Welcome to more confusing times. We're some-what quarantined with stay-at-home orders. Yet nature doesn't seem to notice us. Isn't it a wonderful contrast? It continues as it should. I'm still employed, at the moment. We have news folks and government officials who say A, do B and then tweets C which contradicts A. We have lots of people who follow the word of certain news outlets as Gospel and don't understand why the rest of the country doesn't see things the same way. One group thinks it's the Right's fault, the other the Left's fault. Honestly all sides are just as guilty! And we have we have a President who just loves to push the buttons of both sides to stir up a fight. The great uniter, well we're united in our hatred of each other. At least that's what all the news tells us. Oddly enough I've spoken to both sides and they agree on more than they disagree. Add to that we have outside forces (China, Iran, N. Korea and Russian to name a few) who are also pushing buttons to make matters worse. Yet we sit here and let all these forces tear us apart. I'm not sure how to rectify this.

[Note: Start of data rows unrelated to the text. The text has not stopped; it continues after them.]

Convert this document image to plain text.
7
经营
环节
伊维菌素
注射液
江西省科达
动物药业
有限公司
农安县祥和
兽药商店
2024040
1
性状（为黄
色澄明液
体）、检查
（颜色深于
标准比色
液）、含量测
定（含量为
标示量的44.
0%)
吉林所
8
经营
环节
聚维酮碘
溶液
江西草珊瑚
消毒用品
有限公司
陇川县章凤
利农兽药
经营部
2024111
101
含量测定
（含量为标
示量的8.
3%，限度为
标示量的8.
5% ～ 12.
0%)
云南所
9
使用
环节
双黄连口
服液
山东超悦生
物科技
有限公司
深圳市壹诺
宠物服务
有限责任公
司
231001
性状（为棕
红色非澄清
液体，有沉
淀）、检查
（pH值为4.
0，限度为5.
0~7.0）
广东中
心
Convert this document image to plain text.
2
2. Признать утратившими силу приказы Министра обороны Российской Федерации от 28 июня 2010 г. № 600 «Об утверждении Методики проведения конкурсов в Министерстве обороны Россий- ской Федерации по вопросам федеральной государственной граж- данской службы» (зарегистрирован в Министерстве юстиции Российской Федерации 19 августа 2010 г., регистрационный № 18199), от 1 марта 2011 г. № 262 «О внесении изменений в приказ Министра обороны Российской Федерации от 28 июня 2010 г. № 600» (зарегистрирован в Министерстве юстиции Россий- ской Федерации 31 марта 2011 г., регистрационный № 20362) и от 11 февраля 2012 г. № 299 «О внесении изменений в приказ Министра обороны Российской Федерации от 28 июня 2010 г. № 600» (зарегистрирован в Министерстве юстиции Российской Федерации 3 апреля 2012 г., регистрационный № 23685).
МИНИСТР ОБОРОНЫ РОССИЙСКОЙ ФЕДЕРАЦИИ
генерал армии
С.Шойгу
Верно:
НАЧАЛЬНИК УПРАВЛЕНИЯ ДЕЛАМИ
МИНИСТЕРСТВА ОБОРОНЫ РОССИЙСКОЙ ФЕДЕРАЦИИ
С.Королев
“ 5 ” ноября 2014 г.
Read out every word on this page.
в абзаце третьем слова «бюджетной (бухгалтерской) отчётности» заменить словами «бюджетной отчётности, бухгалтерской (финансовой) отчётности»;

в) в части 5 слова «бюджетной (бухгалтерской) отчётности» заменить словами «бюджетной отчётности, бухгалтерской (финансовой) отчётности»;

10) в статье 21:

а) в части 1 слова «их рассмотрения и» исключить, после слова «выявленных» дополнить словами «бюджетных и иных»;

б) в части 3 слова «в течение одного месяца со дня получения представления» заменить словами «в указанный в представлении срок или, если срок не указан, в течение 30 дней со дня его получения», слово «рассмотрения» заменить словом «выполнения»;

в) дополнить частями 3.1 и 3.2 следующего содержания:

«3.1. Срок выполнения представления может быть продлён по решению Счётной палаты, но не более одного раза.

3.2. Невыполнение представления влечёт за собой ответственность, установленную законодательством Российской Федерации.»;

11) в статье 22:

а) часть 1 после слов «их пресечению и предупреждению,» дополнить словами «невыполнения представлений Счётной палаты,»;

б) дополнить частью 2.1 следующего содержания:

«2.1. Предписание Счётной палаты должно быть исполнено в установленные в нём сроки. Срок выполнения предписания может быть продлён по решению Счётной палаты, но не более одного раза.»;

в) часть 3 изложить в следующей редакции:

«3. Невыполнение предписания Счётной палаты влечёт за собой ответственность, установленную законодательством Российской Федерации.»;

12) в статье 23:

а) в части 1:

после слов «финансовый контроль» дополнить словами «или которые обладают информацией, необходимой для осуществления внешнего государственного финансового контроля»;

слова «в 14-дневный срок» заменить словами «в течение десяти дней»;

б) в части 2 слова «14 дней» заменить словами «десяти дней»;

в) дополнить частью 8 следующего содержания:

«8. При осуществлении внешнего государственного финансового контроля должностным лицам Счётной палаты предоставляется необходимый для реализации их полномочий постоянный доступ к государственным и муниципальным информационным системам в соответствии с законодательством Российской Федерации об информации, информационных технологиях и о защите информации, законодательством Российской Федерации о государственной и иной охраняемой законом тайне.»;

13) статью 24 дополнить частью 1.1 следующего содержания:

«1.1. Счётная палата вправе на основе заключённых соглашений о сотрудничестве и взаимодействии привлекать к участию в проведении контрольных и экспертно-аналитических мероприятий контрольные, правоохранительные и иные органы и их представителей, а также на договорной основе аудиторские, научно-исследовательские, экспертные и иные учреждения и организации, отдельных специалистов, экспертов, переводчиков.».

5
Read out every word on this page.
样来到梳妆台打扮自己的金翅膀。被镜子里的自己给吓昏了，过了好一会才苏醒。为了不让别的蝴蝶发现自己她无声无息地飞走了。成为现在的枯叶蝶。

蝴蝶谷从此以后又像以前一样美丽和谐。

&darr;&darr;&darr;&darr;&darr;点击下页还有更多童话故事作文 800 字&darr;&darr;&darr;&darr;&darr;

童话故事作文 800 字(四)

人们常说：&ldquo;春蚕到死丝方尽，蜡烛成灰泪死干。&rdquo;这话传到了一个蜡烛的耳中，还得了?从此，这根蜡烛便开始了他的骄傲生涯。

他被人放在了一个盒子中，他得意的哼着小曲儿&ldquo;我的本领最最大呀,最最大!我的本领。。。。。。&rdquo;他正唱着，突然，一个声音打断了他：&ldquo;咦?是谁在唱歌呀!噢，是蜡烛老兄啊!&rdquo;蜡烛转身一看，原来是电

Additionally, in the 43 years I've been employed I've never seen a work env so complex and stressful as I have in DevOps of SDN. We're now Agile (I'll have words for that some other time), doing DevOps (which I like) and building from scratch an automation deployed SDN.  So in addition to all those stresses my work env seems to have gone to Eleven. I've been loaded with more work (120 hrs of crap in a 40 hour work week) and when asked for help I've been given help in the form of three new people to train, a redistribution of work load (and still more people to train) and additional work. Things are going to fail and I'm not sure how to handle this. I'll need to pick what fails. But one thing I've had to do is to work more efficiently. And that has come in the form of using Emacs and org-mode. I've been using Emacs since about 1979. I've used it so much that I know keystrokes by instinct. Bash uses it, Cisco routers use it, other equipment (DEC?) use it. So while not a standard it's been useful to know. I've also taken some advantage of the keyboard macros and even some Emacs lisp. A few years ago I need to do outlines for some of the things I was working on and found org-mode. I started with simple outlines then to take notes in org-mode. Later I found I could add links to other information. And not just a URL which I can click or type C-c C-o to open but things like local files, images links embedded into the text file. Yup, org-mode is a text bases PIM inside of Emacs. I even keep my ToDo list with my notes. I still really need to get a handle on the best use of Agenda's capabilities. At the moment I've just gotten a handle on block_src. I love the fact I can use this to execute bash commands and save the results in Emacs.  I've been making heavy use in my QA job. Basically PIM, note taking, Jupyter, and more built into a programming editor that I already know the keystrokes in.  All of these Emacs bits are saving me 2 things.  One is time and while it's only a few minutes here and there I need every minute.  The other is not as obvious, I get to keep my concentration fixed. That alone has been a huge benefit. I've even gone as far as learning more Emacs lisp, watching all sorts of Youtube videos on org-mode. I know I still have a lot to learn. I wish I could send emails via outlook using Emacs

A few folks might be wondering why I use some of the more standard tools like: Outlook, Onenote, Eclipse, etc. Well I do, it's just that they don't work together as one. If Microsoft is listening, please consider an API interface that allows outside tools to play nice together and perhaps a better built in programming language interface like Emacs. Though I might not suggest Emacs lisp. Python might be a better choice. ;-). I know Emacs isn't for everyone and I could probably learn to use my Office tools a bit better but the point is: I don't have to. And the same tools work on my Work PC, Home PC and my Linux Dev environment. Office doesn't. I'm still working on sharing with other members of team. But I haven't come up with a way to do that easily in Office either.